Within half a day on 1 June, Tmall Global saw sales of imported wine and pet care products grow 20 times compared to 2020
The top three most popular categories of goods during 618 were household appliances, mobile communications, and clothing and accessories. While many consumers use festivals like 618 to save money on high-value purchases, it is also a popular time to stock up on daily necessities and household goods. For example, CGTN reported that JD saw sales from its online supermarket JD Super increase seven-fold year-on-year.
Both domestic and international brands performed well during this year’s festival.

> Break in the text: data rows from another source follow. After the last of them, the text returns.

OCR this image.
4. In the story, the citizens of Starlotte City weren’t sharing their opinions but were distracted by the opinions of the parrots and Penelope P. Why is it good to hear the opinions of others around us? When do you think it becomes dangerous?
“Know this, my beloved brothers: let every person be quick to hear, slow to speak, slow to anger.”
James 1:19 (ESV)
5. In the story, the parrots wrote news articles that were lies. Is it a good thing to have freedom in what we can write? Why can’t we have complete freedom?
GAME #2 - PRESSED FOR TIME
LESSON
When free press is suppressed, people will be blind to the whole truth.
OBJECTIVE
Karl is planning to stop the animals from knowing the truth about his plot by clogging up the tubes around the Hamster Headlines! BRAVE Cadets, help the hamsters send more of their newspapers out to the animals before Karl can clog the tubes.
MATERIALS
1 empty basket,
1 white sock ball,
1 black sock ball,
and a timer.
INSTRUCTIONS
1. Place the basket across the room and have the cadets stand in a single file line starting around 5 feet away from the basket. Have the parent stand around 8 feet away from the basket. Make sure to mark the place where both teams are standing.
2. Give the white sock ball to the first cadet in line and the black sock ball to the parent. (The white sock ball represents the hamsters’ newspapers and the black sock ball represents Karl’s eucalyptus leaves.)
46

Within half a day on 1 June, Tmall Global saw sales of imported wine and pet care products grow 20 times compared to 2020.
The festival comes at a time of focus on domestic consumption in China. The 14th Five-Year Plan established an aim for Chinese disposable income to grow at the same rate as GDP. Domestic consumption has already demonstrated strong post-pandemic recovery, contributing 63.4% to economic growth in the first quarter of 2021.
E-commerce is a key part of the domestic consumption strategy, and platforms and brands are encouraged to use creative marketing methods. However, some platforms came under fire this year for using spam text messages and other pestering marketing methods. Ahead of the festival, the Ministry of Industry and Information Technology held a meeting with e-commerce platforms and telecoms operators to regulate marketing methods and strengthen control over personal data to avoid unsolicited promotional text messages. Clearly there is more work to be done.
The scale of the 618 festival once again highlights the need for brands to stay on top of China’s shopping festival calendar. In addition to 618 and 11.11 (also known as Singles’ Day), other key shopping festivals include Lunar New Year in January/February, Women’s Day on 8 March, and the 12.12 festival on 12 December.